On Friday, Alabama Gov. Kay Ivey (R) told reporters that she plans to vote for Judge Roy Moore, who is running in the state’s U.S. Senate special election, despite allegations that he approached teenage girls and in some cases, sexually assaulted them. Her statements come as Moore’s wife, Kayla Moore, maintains he will not step out of the race.
“I will cast my ballot on December the 12,” Ivey said. “And I do believe that the nominee of the party is the one I will vote for.”
The governor said she wanted a Republican in the Senate to vote on “things like Supreme Court justices.”
Although Ivey told reporters that she had “no reason to disbelieve any of [the women accusing him],” she called the timing of the allegations “a little curious.”
Many Republican senators have pulled their support of Roy Moore, as more women have come forward about their alleged experiences with Moore from when they were teenagers. The Greater Birmingham Young Republicans have also disavowed Moore, though many other prominent Alabama Republicans and groups continue to support him, according to the Washington Post.
Last week, the Post published the first in a series of stories about the allegations. In it, the outlet reported how a 32-year-old Moore had approached a 14-year-old Leigh Corfman outside a courtroom in 1979, offering to watch Corfman for her mother — who was there to deal with a child custody issue — and later asking Corfman for her phone number. On later occasions, Corfman said, he allegedly kissed her, took his clothes off, groped her over her bra and underwear and guided her to touch him over his underwear. In that same report, three other women also claimed that Moore had approached them when they were teenagers, asking them for dates.
Since then, five other women have come forward with their own allegations about Moore. One woman, Beverly Young Nelson, said that when she was 16, Moore had offered to drive her home from her waitressing job, but instead parked his car in the back of the restaurant, forced her head into his crotch, and groped her. Speaking with AL.com on November 15, Tina Johnson also claimed that Moore sexually assaulted her during a visit to his law office to sign over custody of her son to her mother, with whom he had been living at the time. Johnson was 28 and in the middle of initiating a divorce from her husband at the time.

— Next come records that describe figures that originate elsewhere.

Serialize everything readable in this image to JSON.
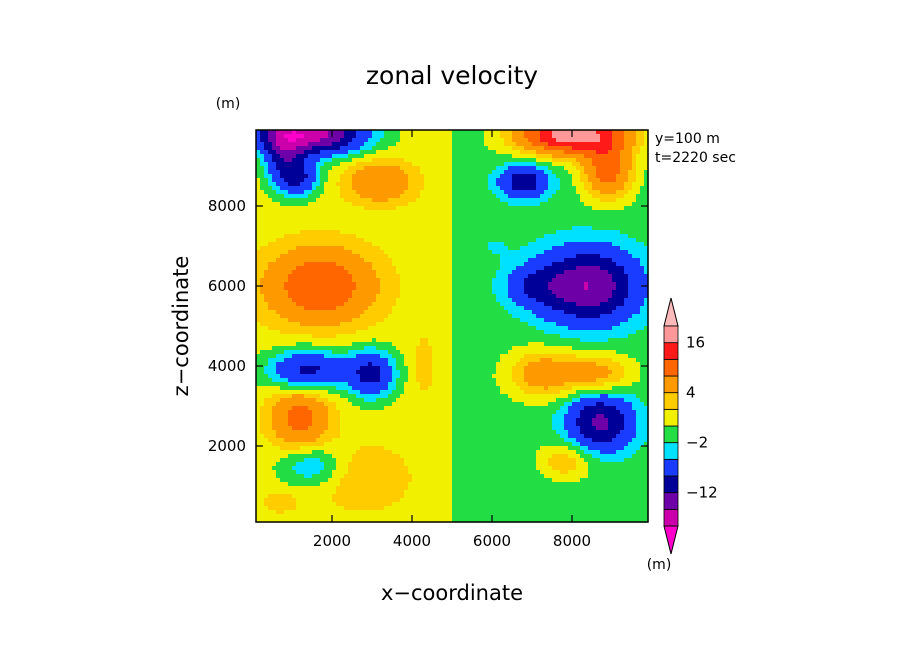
{
  "chart_data": {
    "type": "heatmap",
    "title": "zonal velocity",
    "xlabel": "x−coordinate",
    "ylabel": "z−coordinate",
    "x_unit": "(m)",
    "y_unit": "(m)",
    "info_lines": [
      "y=100 m",
      "t=2220 sec"
    ],
    "xlim": [
      100,
      9900
    ],
    "ylim": [
      100,
      9900
    ],
    "x_ticks": [
      2000,
      4000,
      6000,
      8000
    ],
    "y_ticks": [
      2000,
      4000,
      6000,
      8000
    ],
    "x_tick_labels": [
      "2000",
      "4000",
      "6000",
      "8000"
    ],
    "y_tick_labels": [
      "2000",
      "4000",
      "6000",
      "8000"
    ],
    "grid": false,
    "colorbar": {
      "unit": "(m)",
      "levels": [
        -20,
        -16,
        -12,
        -8,
        -4,
        -2,
        0,
        2,
        4,
        8,
        12,
        16,
        20
      ],
      "tick_levels": [
        -12,
        -2,
        4,
        16
      ],
      "tick_labels": [
        "−12",
        "−2",
        "4",
        "16"
      ],
      "colors": [
        "#cc00aa",
        "#6e00a8",
        "#000099",
        "#1a3cff",
        "#00e0ff",
        "#22dd44",
        "#f0f000",
        "#ffcc00",
        "#ff9900",
        "#ff6600",
        "#ff1a1a",
        "#ff9999"
      ],
      "below_color": "#ff00cc",
      "above_color": "#ffbbbb"
    },
    "field": {
      "description_units": "velocity in colorbar units, positions in metres",
      "background_left": 1,
      "background_right": -1,
      "split_x": 5000,
      "blobs": [
        {
          "x": 1500,
          "z": 9800,
          "sx": 1300,
          "sz": 500,
          "a": -19
        },
        {
          "x": 800,
          "z": 9300,
          "sx": 500,
          "sz": 800,
          "a": -9
        },
        {
          "x": 1200,
          "z": 8700,
          "sx": 500,
          "sz": 450,
          "a": -8
        },
        {
          "x": 3200,
          "z": 8600,
          "sx": 800,
          "sz": 500,
          "a": 7
        },
        {
          "x": 1700,
          "z": 6000,
          "sx": 1300,
          "sz": 900,
          "a": 11
        },
        {
          "x": 1400,
          "z": 3900,
          "sx": 1000,
          "sz": 500,
          "a": -10
        },
        {
          "x": 3000,
          "z": 3800,
          "sx": 600,
          "sz": 600,
          "a": -10
        },
        {
          "x": 1200,
          "z": 2700,
          "sx": 700,
          "sz": 700,
          "a": 9
        },
        {
          "x": 1500,
          "z": 1500,
          "sx": 800,
          "sz": 500,
          "a": -5
        },
        {
          "x": 2800,
          "z": 1200,
          "sx": 1100,
          "sz": 800,
          "a": 3
        },
        {
          "x": 700,
          "z": 600,
          "sx": 500,
          "sz": 300,
          "a": 2
        },
        {
          "x": 4300,
          "z": 4000,
          "sx": 300,
          "sz": 800,
          "a": 2
        },
        {
          "x": 8000,
          "z": 9800,
          "sx": 1300,
          "sz": 500,
          "a": 20
        },
        {
          "x": 8900,
          "z": 8900,
          "sx": 600,
          "sz": 700,
          "a": 11
        },
        {
          "x": 6800,
          "z": 8600,
          "sx": 600,
          "sz": 400,
          "a": -10
        },
        {
          "x": 8400,
          "z": 6000,
          "sx": 1200,
          "sz": 900,
          "a": -15
        },
        {
          "x": 7000,
          "z": 6000,
          "sx": 700,
          "sz": 500,
          "a": -5
        },
        {
          "x": 7300,
          "z": 3800,
          "sx": 900,
          "sz": 600,
          "a": 7
        },
        {
          "x": 8700,
          "z": 3800,
          "sx": 800,
          "sz": 500,
          "a": 6
        },
        {
          "x": 8700,
          "z": 2600,
          "sx": 800,
          "sz": 700,
          "a": -12
        },
        {
          "x": 7800,
          "z": 1600,
          "sx": 700,
          "sz": 500,
          "a": 5
        },
        {
          "x": 7200,
          "z": 900,
          "sx": 1200,
          "sz": 1000,
          "a": -1
        },
        {
          "x": 5400,
          "z": 3800,
          "sx": 300,
          "sz": 900,
          "a": -1
        },
        {
          "x": 6000,
          "z": 7000,
          "sx": 600,
          "sz": 400,
          "a": -1
        }
      ]
    }
  }
}
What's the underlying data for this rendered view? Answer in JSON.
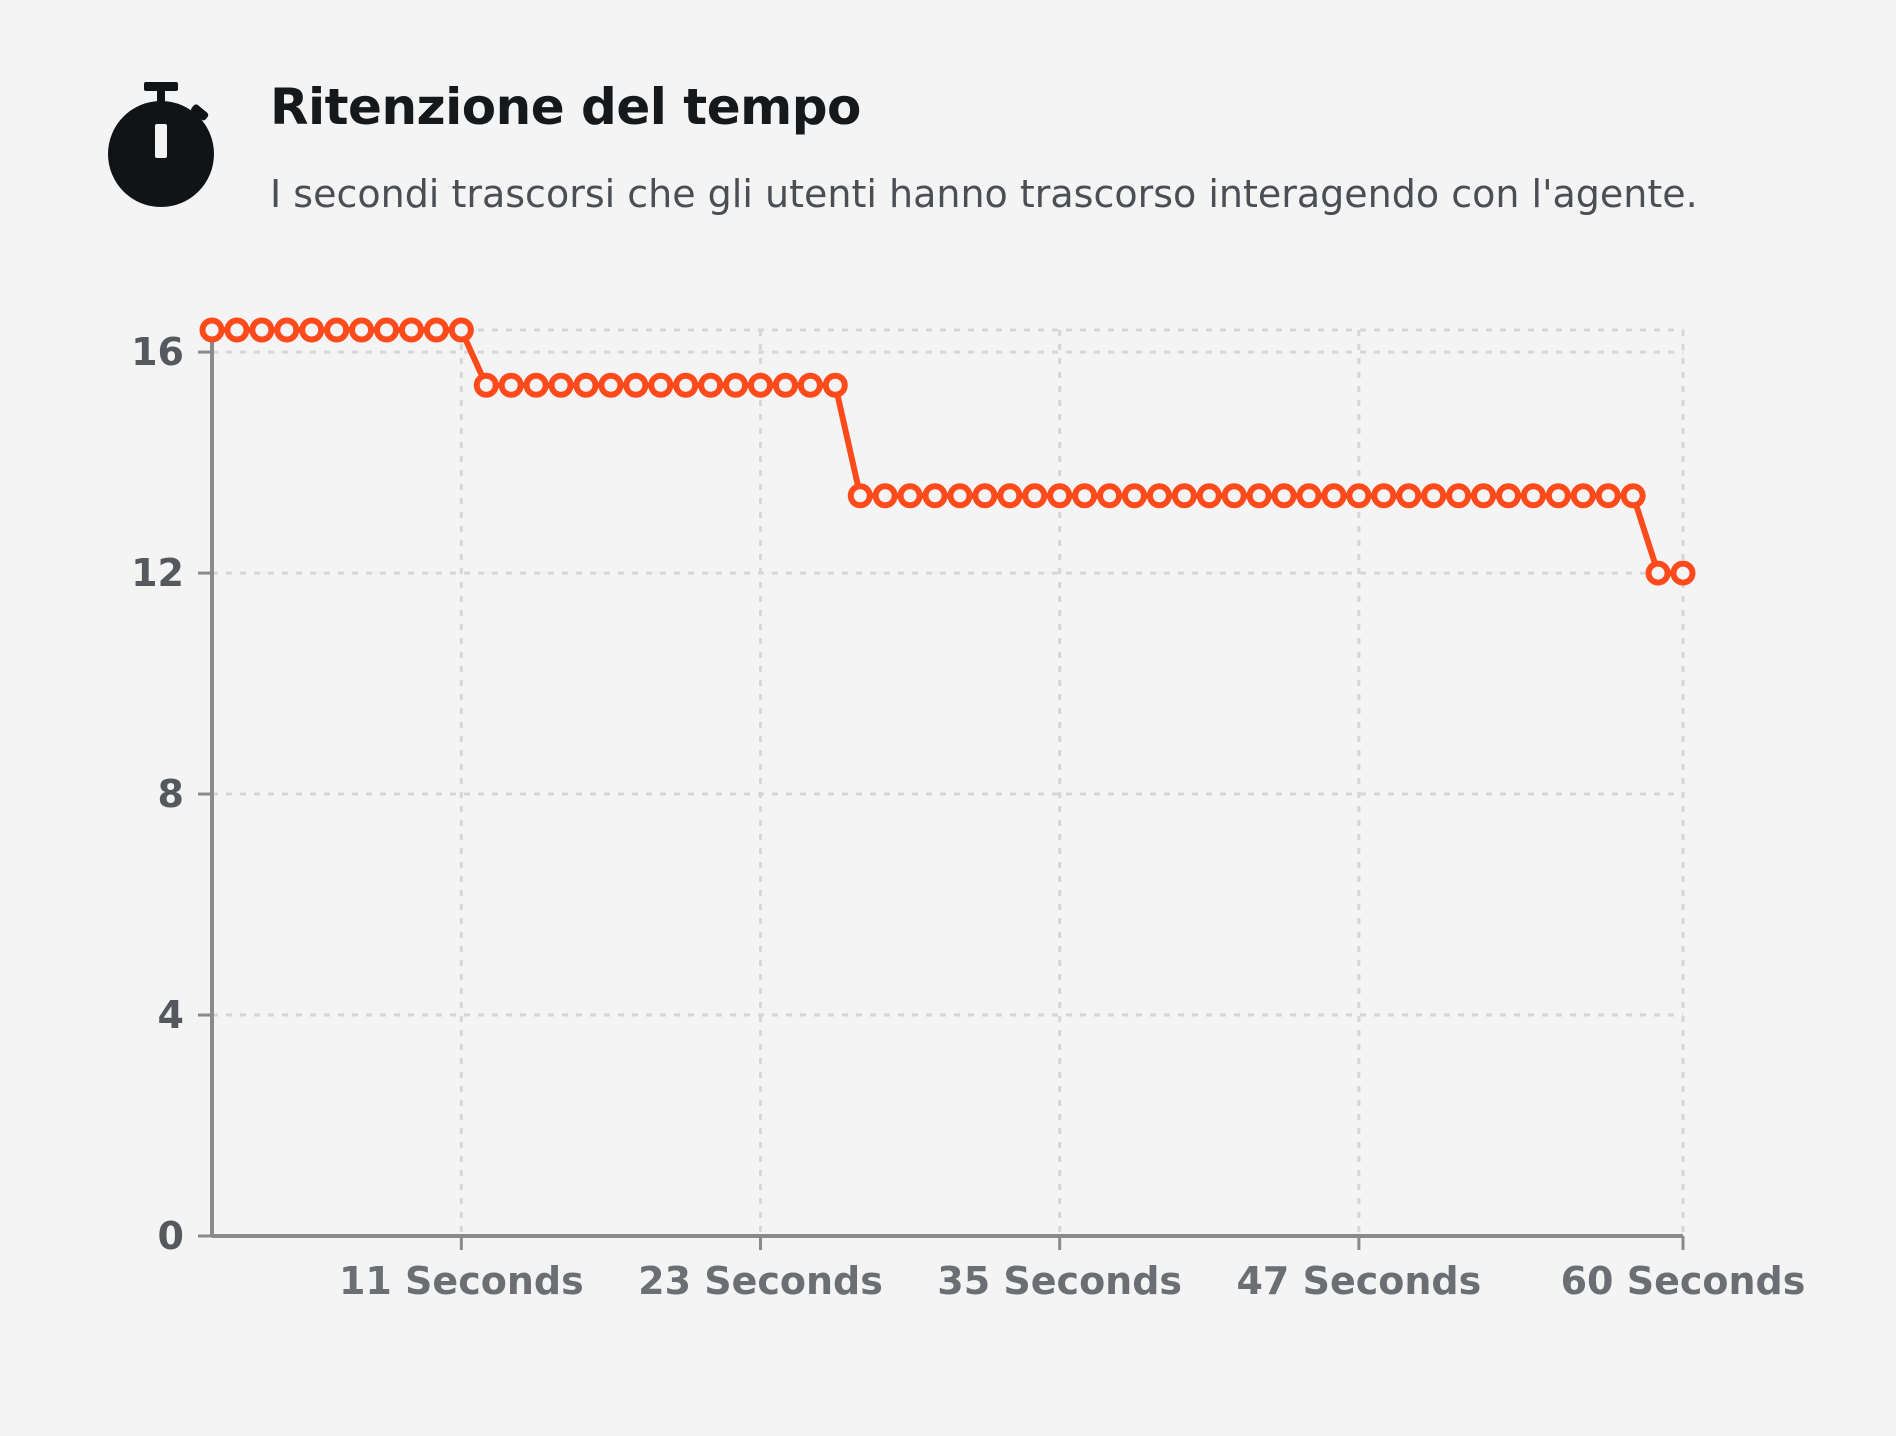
{
  "header": {
    "icon": "stopwatch-icon",
    "title": "Ritenzione del tempo",
    "subtitle": "I secondi trascorsi che gli utenti hanno trascorso interagendo con l'agente."
  },
  "colors": {
    "accent": "#ff4a1c",
    "icon": "#111417",
    "axis": "#8a8a8a",
    "grid": "#d6d6d6",
    "background": "#f4f4f4"
  },
  "chart_data": {
    "type": "line",
    "title": "",
    "xlabel": "",
    "ylabel": "",
    "x": [
      1,
      2,
      3,
      4,
      5,
      6,
      7,
      8,
      9,
      10,
      11,
      12,
      13,
      14,
      15,
      16,
      17,
      18,
      19,
      20,
      21,
      22,
      23,
      24,
      25,
      26,
      27,
      28,
      29,
      30,
      31,
      32,
      33,
      34,
      35,
      36,
      37,
      38,
      39,
      40,
      41,
      42,
      43,
      44,
      45,
      46,
      47,
      48,
      49,
      50,
      51,
      52,
      53,
      54,
      55,
      56,
      57,
      58,
      59,
      60
    ],
    "series": [
      {
        "values": [
          16.4,
          16.4,
          16.4,
          16.4,
          16.4,
          16.4,
          16.4,
          16.4,
          16.4,
          16.4,
          16.4,
          15.4,
          15.4,
          15.4,
          15.4,
          15.4,
          15.4,
          15.4,
          15.4,
          15.4,
          15.4,
          15.4,
          15.4,
          15.4,
          15.4,
          15.4,
          13.4,
          13.4,
          13.4,
          13.4,
          13.4,
          13.4,
          13.4,
          13.4,
          13.4,
          13.4,
          13.4,
          13.4,
          13.4,
          13.4,
          13.4,
          13.4,
          13.4,
          13.4,
          13.4,
          13.4,
          13.4,
          13.4,
          13.4,
          13.4,
          13.4,
          13.4,
          13.4,
          13.4,
          13.4,
          13.4,
          13.4,
          13.4,
          12,
          12
        ]
      }
    ],
    "y_ticks": [
      "0",
      "4",
      "8",
      "12",
      "16"
    ],
    "y_tick_values": [
      0,
      4,
      8,
      12,
      16
    ],
    "x_tick_labels": [
      "11 Seconds",
      "23 Seconds",
      "35 Seconds",
      "47 Seconds",
      "60 Seconds"
    ],
    "x_tick_values": [
      11,
      23,
      35,
      47,
      60
    ],
    "xlim": [
      1,
      60
    ],
    "ylim": [
      0,
      16.4
    ],
    "grid": true,
    "markers": "hollow-circle"
  }
}
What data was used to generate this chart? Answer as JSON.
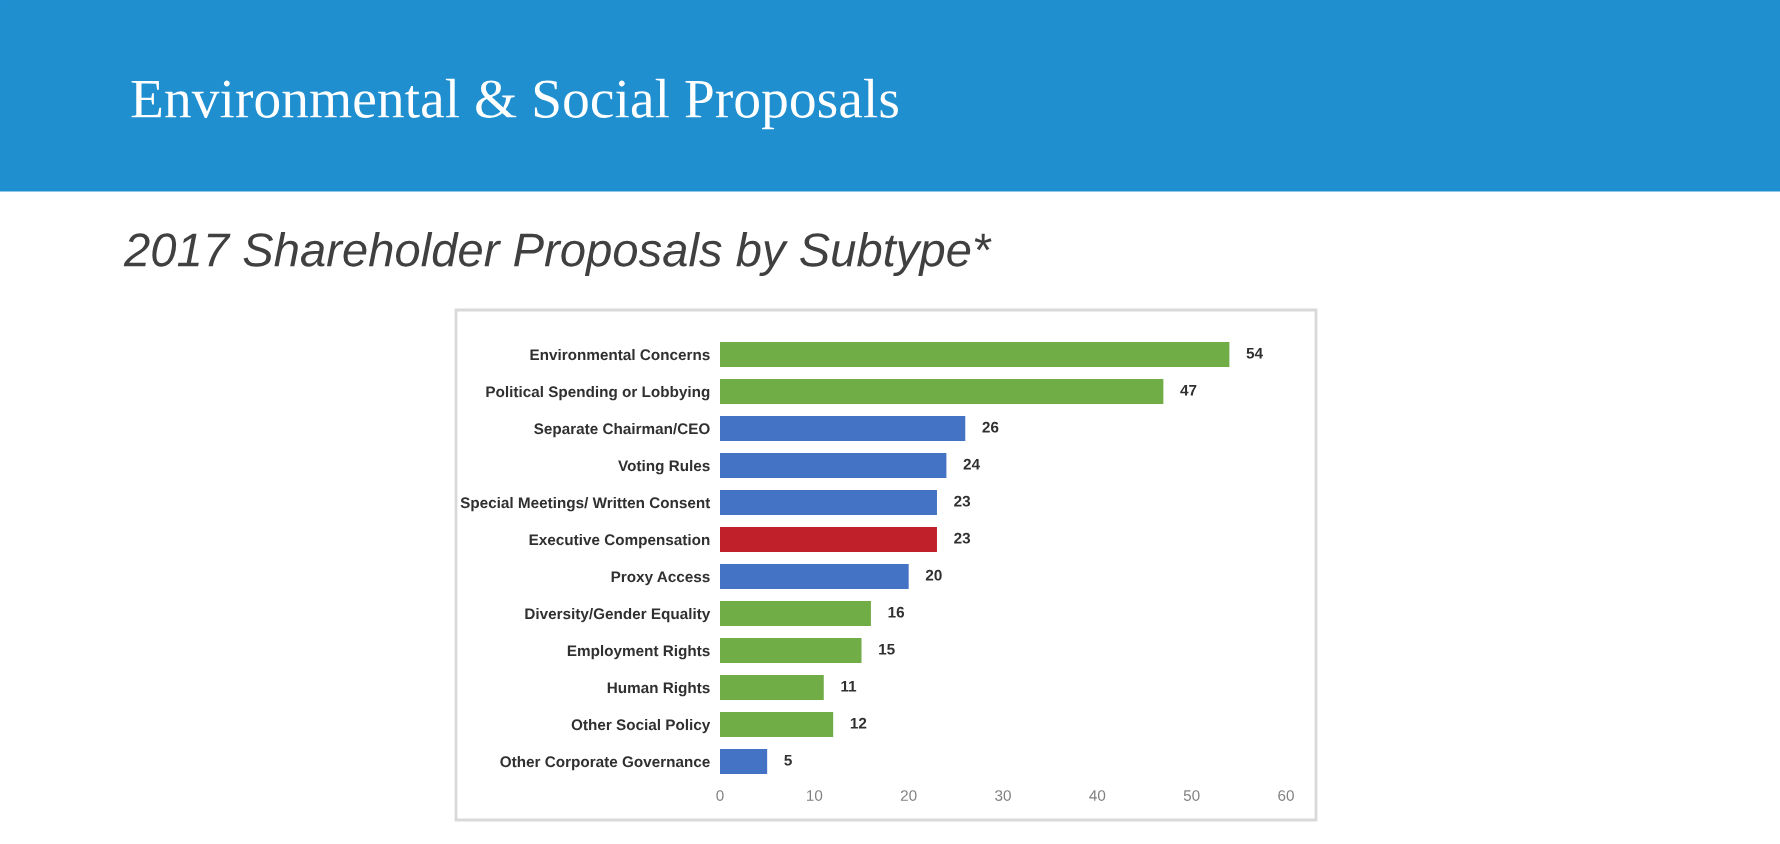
{
  "chart_data": {
    "type": "bar",
    "orientation": "horizontal",
    "title": "Environmental & Social Proposals",
    "subtitle": "2017 Shareholder Proposals by Subtype*",
    "categories": [
      "Environmental Concerns",
      "Political Spending or Lobbying",
      "Separate Chairman/CEO",
      "Voting Rules",
      "Special Meetings/ Written Consent",
      "Executive Compensation",
      "Proxy Access",
      "Diversity/Gender Equality",
      "Employment Rights",
      "Human Rights",
      "Other Social Policy",
      "Other Corporate Governance"
    ],
    "values": [
      54,
      47,
      26,
      24,
      23,
      23,
      20,
      16,
      15,
      11,
      12,
      5
    ],
    "colors": [
      "#70ad47",
      "#70ad47",
      "#4472c4",
      "#4472c4",
      "#4472c4",
      "#c0202a",
      "#4472c4",
      "#70ad47",
      "#70ad47",
      "#70ad47",
      "#70ad47",
      "#4472c4"
    ],
    "xlim": [
      0,
      60
    ],
    "xticks": [
      0,
      10,
      20,
      30,
      40,
      50,
      60
    ],
    "data_labels": true,
    "grid": false,
    "legend": false
  }
}
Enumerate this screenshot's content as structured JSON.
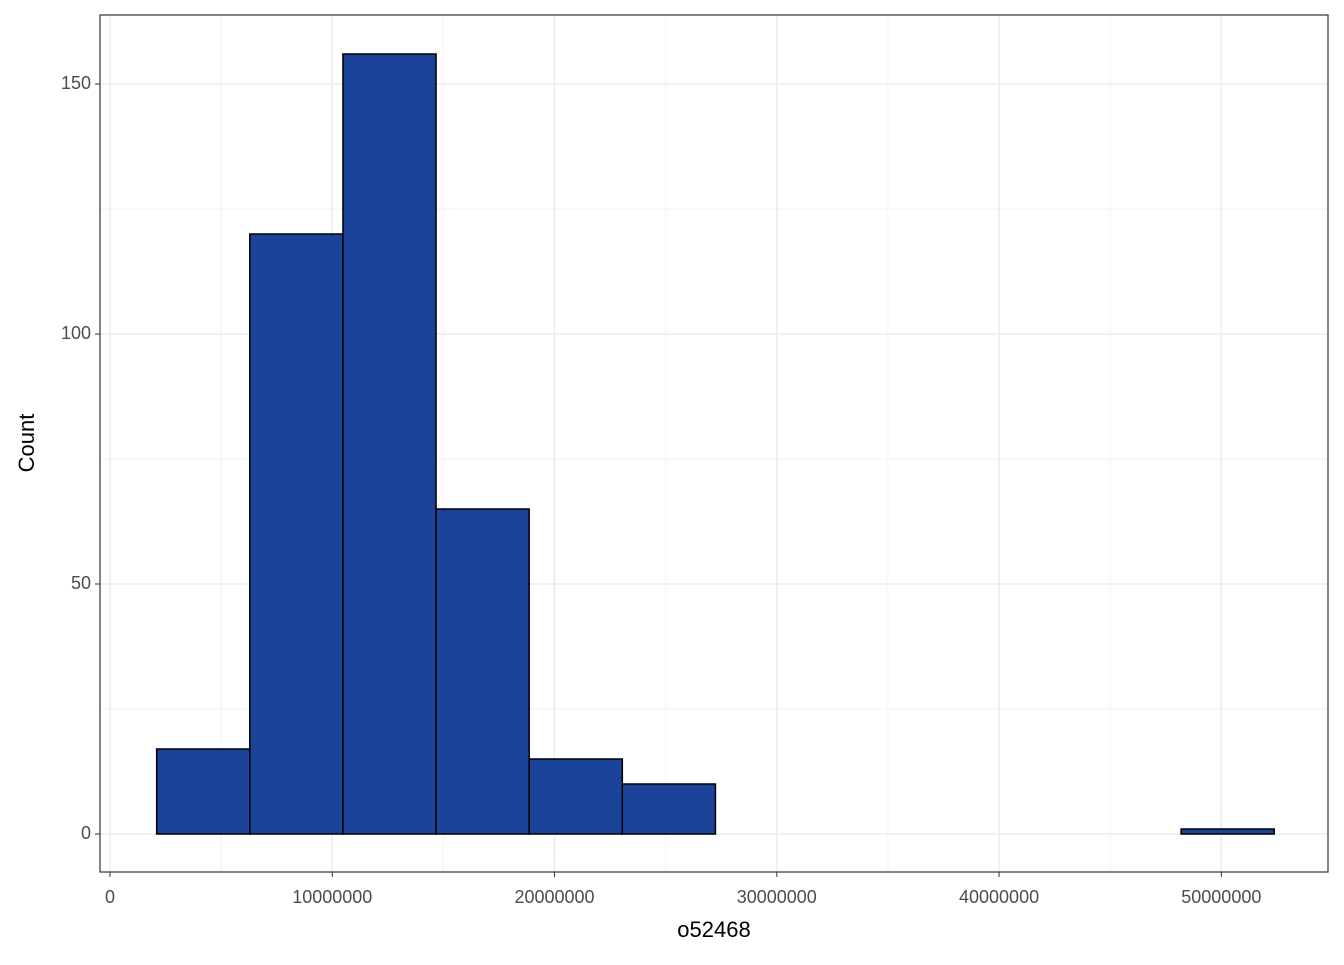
{
  "chart_data": {
    "type": "histogram",
    "x_label": "o52468",
    "y_label": "Count",
    "bins": [
      2100000,
      6290000,
      10480000,
      14670000,
      18860000,
      23050000,
      27240000,
      31430000,
      35620000,
      39810000,
      44000000,
      48190000,
      52380000
    ],
    "values": [
      17,
      120,
      156,
      65,
      15,
      10,
      0,
      0,
      0,
      0,
      0,
      1
    ],
    "color": "#1a4399",
    "xlim": [
      -450000,
      54800000
    ],
    "xticks": [
      0,
      10000000,
      20000000,
      30000000,
      40000000,
      50000000
    ],
    "ylim": [
      -7.6,
      163.8
    ],
    "yticks": [
      0,
      50,
      100,
      150
    ],
    "grid": true
  }
}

The list goes on. Another woman, Gena Richardson has since come forward, saying that Moore approached her in a mall when she was a teenager and that, when she did not give him her number, he called her at school to ask her out. When she agreed to meet him, she alleges he forced a kiss on her. Becky Gray also claims that she met Moore at a mall. Gray was 22 when she repeatedly turned Moore down for several dates. According to Gray’s account, when she complained about Moore to a manager, the manager said other women and girls had complained about Moore on previous occasions.
Wendy Miller told the Post that she was 14 when Moore first spoke to her and 16 when he began asking her out on dates.
Moore has continuously denied that the stories are true.
Ivey’s decision to stand by Moore isn’t entirely surprising, given that the two share similar views on many issues, including the removal of Confederate statues and LGBT rights. One of Ivey’s first major decisions as governor was to protect the state’s Confederate monuments from being removed: the Alabama Memorial Preservation Act of 2017 prohibits the removal, alteration, and relocation of monuments on public property that have been in place for more than 40 years.
In May, Ivey also signed legislation that protects faith-based adoption organizations that choose not to place children with same-sex parents, based on the agency’s religious beliefs.
“This bill is not about discrimination, but instead protects the ability of religious agencies to place vulnerable children in a permanent home,” Ivey stated at the time.
A new Fox News poll conducted Monday through Wednesday showed that the allegations against Moore may be having an impact on his numbers: Democrat Doug Jones has an eight-point lead over Moore among likely voters in the Dec. 12 special election.